The Algerian man, who stabbed a policeman to death and planned poison attacks in Britain, was jailed yesterday for 17 years after being told by the judge that he was part of a terrorist operation to "destabilise society".
However, his eight co-defendants were cleared and a second conspiracy trial abandoned.
The defence solicitor Gareth Peirce, who represented three of those acquitted, said the cleared men, who have been held in Belmarsh prison for more than two years, were the victims of a "massive conspiracy tapestry woven by the prosecution".
Charles Clarke, the home secretary, expressed his satisfaction with the verdict. "What the case showed was that there are terrorist organisations which seek to challenge us in this country and challenge our basic freedom," he said.

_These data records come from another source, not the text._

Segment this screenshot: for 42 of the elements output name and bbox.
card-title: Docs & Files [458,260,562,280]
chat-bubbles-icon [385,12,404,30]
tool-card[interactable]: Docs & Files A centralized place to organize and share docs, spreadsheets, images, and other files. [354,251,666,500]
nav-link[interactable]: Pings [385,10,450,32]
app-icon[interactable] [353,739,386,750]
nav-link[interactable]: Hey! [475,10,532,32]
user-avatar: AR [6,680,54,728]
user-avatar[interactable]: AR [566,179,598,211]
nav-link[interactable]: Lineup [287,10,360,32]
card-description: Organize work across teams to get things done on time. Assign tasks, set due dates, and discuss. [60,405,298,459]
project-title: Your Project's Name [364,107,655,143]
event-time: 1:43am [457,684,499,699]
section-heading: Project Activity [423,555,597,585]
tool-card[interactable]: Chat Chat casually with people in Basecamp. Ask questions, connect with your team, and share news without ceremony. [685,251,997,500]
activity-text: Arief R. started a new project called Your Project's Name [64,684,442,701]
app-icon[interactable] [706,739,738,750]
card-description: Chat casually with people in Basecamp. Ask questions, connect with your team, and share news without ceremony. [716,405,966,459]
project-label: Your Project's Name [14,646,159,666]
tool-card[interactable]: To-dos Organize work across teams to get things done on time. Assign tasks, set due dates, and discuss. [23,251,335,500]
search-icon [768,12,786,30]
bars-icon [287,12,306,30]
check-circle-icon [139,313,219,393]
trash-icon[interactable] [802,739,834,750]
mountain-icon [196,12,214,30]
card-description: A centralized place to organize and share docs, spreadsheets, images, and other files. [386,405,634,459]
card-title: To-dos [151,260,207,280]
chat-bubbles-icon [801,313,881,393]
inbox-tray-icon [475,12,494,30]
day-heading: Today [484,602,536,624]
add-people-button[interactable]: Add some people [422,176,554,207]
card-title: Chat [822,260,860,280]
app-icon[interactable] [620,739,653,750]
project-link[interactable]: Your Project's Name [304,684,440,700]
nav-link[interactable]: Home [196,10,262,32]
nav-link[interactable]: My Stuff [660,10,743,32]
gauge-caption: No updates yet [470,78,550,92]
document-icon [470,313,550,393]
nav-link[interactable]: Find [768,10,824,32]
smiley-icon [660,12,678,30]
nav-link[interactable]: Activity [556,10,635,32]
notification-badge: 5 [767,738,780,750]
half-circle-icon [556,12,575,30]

He denied that the collapse of a second trial and the acquittal of eight of the nine accused was an embarrassment.
"We will obviously keep a very close eye on the eight men being freed today, and consider exactly what to do in the light of this decision," he said.
Tories
But David Davis, the shadow home secretary, said it demonstrated the flaws in Labour's immigration policy.
He said Bourgass should have been deported after his application for asylum was finally rejected in 2001.
"This officer was killed by someone who should have been deported when his asylum application failed.
"Unfortunately this failure was a direct consequence of the government's chaotic asylum policy and its porous borders.
But lawyers pointed out that he could not have been sent back to Algeria on the grounds that he could have faced torture or death there.